The game is won or lost way before the traffic of a new campaign starts running.
Selecting a good GEO can make things 10x easier.
Picking a bad GEO can set you up for an mission impossible.
The leverage of the GEO is only matched by the importance of the offer.
There are various reasons for it.
- Proven creatives and angels can bomb in a new GEO
- The offer might not fit the local culture
- The price point can be too high for the local income
- Strict carrier billing regulations can kill the conversion flow
- Low population can kill your earning potential
- High bids can kill your profitability
You see, the work begins way before you actually launch an campaign.
You need to find an unsaturated GEO that fits your vertical, offer, price point and billing method.
GEOs can change quickly
The profitability of an GEO can change quickly.
A GEO can go from hot to cold in a matter of months.
The biggest factor is competition driving the bid up.
Success always leaves footprints on the Internet.
A profitable campaign will evoke attention and attract copy cats.
A couple more buyers can already change the market environment on a traffic source.
Rising bids can kill profitable campaigns in no time.
However, a GEO can go from cold to hot quickly as well.
Only a couple of affiliates need to drop the GEO for opportunities to arise.
A new offer or change in regulations can rejuvenate a GEO.
You need to stay on top of those changes.
Gathering and processing informations will make the difference between winning an losing.
How to select a GEO
You will get the best infos from traffic source reps, account managers and other affiliates.
I wrote about this in the how to get started post.
Some basic criteria for selecting a good GEO:
- Avoid small GEOs <40 Mio. population.

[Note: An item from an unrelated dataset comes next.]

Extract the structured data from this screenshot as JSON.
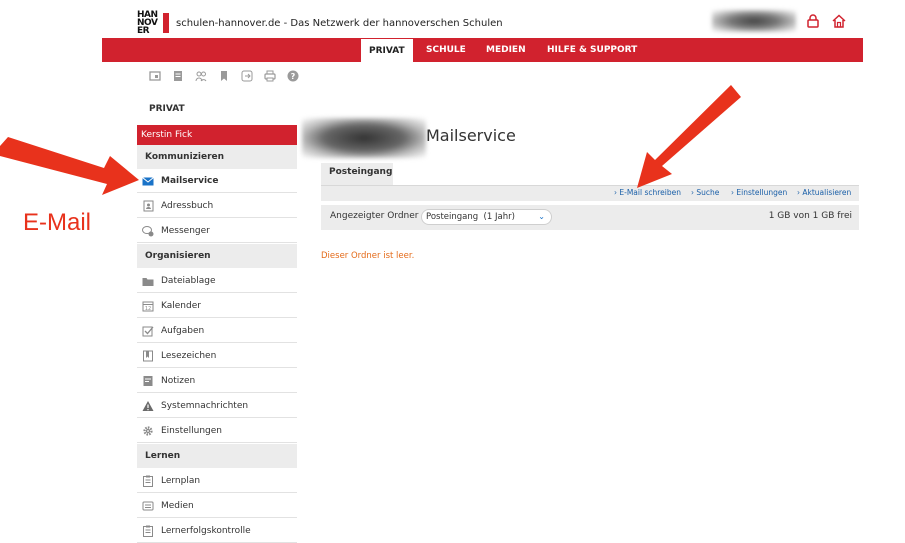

Exceptions are high payouts or big traffic sources like Google and Facebook
- Run GEOs that have a big inventory on your traffic source
- Look for unsaturated and emerging GEOs
- Target GEOs with an abundance on offers. Look for GEOs with an average income above 1-1.5k
- Run low payouts only in huge GEOs
- Look into Tier 2 & 3
You can select a GEO and then find a strong traffic sources for it.

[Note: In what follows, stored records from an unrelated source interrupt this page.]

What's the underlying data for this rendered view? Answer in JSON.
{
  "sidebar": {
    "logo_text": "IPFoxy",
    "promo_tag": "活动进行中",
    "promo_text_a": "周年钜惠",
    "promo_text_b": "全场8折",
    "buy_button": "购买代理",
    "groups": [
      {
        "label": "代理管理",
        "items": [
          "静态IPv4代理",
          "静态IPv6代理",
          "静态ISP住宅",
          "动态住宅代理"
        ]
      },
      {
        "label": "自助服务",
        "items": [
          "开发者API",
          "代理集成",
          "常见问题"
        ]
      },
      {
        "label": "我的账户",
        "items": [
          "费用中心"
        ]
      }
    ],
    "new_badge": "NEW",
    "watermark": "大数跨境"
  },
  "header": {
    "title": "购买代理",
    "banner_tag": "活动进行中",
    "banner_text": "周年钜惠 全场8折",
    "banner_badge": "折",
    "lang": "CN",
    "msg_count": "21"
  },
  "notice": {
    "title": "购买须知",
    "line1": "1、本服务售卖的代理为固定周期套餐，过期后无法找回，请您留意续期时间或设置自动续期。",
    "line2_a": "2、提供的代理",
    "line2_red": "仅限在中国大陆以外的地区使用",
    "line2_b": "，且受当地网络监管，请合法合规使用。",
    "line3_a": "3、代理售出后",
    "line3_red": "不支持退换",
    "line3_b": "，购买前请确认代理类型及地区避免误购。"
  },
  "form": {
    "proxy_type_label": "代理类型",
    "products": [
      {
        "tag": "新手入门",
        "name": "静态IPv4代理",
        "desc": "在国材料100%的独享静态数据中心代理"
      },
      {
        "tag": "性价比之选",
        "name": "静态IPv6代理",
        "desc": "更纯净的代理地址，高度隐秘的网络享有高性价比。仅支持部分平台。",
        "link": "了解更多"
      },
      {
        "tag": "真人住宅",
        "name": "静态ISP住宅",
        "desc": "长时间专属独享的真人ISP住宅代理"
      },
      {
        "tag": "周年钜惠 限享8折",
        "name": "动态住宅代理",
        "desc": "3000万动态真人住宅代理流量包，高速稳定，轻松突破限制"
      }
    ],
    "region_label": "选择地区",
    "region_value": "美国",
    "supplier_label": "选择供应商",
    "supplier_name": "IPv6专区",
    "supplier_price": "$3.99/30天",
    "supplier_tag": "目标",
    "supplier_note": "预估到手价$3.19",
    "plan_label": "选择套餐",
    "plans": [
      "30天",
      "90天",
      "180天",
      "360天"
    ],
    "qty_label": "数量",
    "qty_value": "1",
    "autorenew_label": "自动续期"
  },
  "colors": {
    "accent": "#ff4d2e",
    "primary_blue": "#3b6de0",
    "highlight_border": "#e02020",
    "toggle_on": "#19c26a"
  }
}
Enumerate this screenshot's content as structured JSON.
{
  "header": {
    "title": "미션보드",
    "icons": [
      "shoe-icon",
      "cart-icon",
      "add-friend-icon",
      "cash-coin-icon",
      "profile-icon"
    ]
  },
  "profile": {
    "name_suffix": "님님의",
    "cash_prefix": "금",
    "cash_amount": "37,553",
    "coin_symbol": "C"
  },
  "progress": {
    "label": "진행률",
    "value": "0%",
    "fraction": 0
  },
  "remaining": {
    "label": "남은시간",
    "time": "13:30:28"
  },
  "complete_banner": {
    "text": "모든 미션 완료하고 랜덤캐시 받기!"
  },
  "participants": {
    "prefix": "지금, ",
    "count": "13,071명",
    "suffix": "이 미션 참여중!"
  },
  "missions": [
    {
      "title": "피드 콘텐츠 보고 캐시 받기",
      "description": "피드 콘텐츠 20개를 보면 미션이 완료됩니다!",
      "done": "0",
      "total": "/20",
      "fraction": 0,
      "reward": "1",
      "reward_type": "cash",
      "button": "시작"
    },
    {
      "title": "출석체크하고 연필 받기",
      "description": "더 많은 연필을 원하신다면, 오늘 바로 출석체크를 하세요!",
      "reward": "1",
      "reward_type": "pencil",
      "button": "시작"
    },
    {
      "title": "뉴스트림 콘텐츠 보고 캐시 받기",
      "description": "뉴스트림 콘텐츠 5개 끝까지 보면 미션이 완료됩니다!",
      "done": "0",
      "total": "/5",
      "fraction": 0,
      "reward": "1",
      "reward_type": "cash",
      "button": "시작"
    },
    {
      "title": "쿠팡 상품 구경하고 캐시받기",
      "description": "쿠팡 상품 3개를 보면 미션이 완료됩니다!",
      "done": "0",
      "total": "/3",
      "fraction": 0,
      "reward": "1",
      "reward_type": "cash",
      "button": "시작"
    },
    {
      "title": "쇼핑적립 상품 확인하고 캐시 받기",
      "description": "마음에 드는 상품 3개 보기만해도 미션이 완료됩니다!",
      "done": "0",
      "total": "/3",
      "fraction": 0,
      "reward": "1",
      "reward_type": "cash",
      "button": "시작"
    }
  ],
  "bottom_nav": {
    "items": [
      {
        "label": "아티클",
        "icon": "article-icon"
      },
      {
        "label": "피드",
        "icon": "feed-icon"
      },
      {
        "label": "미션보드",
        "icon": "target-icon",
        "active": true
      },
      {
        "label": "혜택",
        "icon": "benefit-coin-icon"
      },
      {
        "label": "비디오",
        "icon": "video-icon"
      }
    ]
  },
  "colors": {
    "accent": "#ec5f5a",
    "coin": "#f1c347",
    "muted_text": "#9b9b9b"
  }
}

Each traffic source has some strong and some weak GEOs.
The better strategy is too search for unsaturated GEO / inventory on your traffic sources.
There are always some GEOs on a traffic source that are currently not too crowded.
Its easier to make campaigns work in an less competitive environment.
When tapping into unsaturated GEOs, don’t be too fixated on your vertical.
Research which verticals are working well in the GEO and then give them a run.
If you cannot get any traction in a GEO for a couple of days move on.
Instead of trying to make a GEO work, test several and double down on the GEO that has the most traction.
Some insights for mobile & native
Mobile: The party currently moves further and further to low income and emerging GEOs. Asia is hot since a while now, Latin America as well. The newest addition of GEOs where you can make money is Africa and the middle East. CPMs are still low, smartphone penetration is increasing, and more and more carrier billing offers are popping up.
Native: The party is still going strong in Tier 1 english speaking GEOs. Outside of those you will hardly get any traffic on the affiliate friendly networks. After cutting, you will have a tough time spending $100 even in big countries like France or Germany. Only exception is India where you can spend good money as well.